In 1861 vertrok hij naar Rome, waar het voorgenomen huwelijk met Caroline — wegens het niet doorgaan van een scheiding van haar eerste echtgenoot — niet kon worden gesloten. Liszt hield zich in die tijd veel bezig met religieuze problemen, componeerde veel religieuze werken en werd in 1865 tot abbé gewijd. In 1869 aanvaardde hij weer een betrekking te Weimar, en verdeelde sindsdien zijn tijd tussen Weimar, Boedapest (waar hij honorair directeur van het Conservatorium was), en Rome, welke stad hij echter een tijdlang wegens een verhouding met een 19-jarig meisje, Olga Janina, vermeed.

In 1880 brak de laatste periode van Liszt’s leven aan, een periode die hoofdzakelijk aan paedagogische arbeid was gewijd. In 1886 ondernam hij, ter viering van zijn 75-ste verjaardag een tournee, die hem o.a. na een afwezigheid van 45 jaren ook weer te Londen bracht; het succes was als altijd, overweldigend. Zijn gezondheid bleek echter niet meer tegen de vermoeienissen bestand: hij vatte kou en stierf weldra te Bayreuth.

Werken: Liszt’s oeuvre is zeer omvangrijk, en omvat o.a. voor piano: 3 delen Années de pèlerinage, 12 Etudes d’exécution transcendante, 2 Légendes (Saint François d’Assise prédicant aux oiseaux en Saint François de Paule marchant sur les flots). Liebestrâume (3 nocturnes), Sonate in b min., Album d’un Voyageur, Ballades, Concert-études, en vele andere oorspronkelijke werken, benevens een groot aantal transcripties: ca 50 naar opera’s, ca 40 naar werken van verscheidene componisten (Beethoven’s symph., Berlioz’ Symphonie fantastique, 6 Caprices van Paganini, walsen van Schubert) en ca 150 naar liederen, waaronder vele naar Schubert. Voor orkest: Faust-symphonie, Dante-symphonie, 14 Symphonische Dichtungen (o.a. Tasso, Lamento e Trionfo; les Préludes, Mazeppa; Hunnenschlacht), 2 episoden uit Lenau’s Faust. Voor piano en orkest: 2 concerten (in Es en A), Hongaarse fantasie, Totentanz, Malédiction en enkele transcripties en parafrases. Oratoria en andere religieuze werken: St Elizabeth, Christus, Messe de Gran, Hongaarse Kroningsmis, 2 missen. 3 psalmen, motetten en hymnen. Verder vele wereldlijke koorwerken, 55 liederen, grotere werken voor stem en piano-orkest, 6 melodrama’s, orgelwerken en enkele proeven van kamermuziek.

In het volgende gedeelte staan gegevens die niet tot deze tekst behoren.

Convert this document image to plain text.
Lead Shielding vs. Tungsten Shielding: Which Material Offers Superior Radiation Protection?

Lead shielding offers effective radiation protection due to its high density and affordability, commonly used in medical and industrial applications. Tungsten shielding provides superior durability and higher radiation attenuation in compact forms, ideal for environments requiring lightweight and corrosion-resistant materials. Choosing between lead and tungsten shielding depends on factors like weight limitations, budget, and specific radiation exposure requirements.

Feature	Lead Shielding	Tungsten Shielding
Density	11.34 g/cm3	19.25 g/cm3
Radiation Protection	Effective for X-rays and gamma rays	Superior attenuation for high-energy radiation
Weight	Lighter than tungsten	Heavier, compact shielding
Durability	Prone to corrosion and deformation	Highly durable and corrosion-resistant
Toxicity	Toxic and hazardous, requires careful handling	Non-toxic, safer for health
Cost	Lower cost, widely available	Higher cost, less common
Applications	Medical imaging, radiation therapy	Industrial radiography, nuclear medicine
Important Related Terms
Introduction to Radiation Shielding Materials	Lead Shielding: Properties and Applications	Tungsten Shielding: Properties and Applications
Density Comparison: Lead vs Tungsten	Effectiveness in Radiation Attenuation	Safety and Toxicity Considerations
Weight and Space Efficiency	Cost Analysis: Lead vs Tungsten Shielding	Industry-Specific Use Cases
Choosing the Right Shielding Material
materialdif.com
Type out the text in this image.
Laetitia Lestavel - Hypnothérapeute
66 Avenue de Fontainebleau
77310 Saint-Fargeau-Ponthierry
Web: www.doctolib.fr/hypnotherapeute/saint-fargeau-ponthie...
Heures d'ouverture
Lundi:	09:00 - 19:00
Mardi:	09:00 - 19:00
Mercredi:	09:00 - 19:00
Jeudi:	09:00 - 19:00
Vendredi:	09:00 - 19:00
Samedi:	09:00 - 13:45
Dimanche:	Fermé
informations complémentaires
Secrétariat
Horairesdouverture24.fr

Critisch essayistisch werk: o.a. Lohengrin et Tannhauser de Wagner, De la Fondation Goethe à Weimar, Robert Franz, Frédéric Chopin, Des Bohémiens et de leur musique en Hongrie, Über Fields Noctumen; benevens vele artikelen in tijdschriften.

Lit.: Werner Füssmann en Béla Mateka, Fr. L. (Berlin 1936); André de Hevesy, L. ou le roi Lear de la musique (Paris 1936); A. M. Gols, F. L. (Haarlem 1950).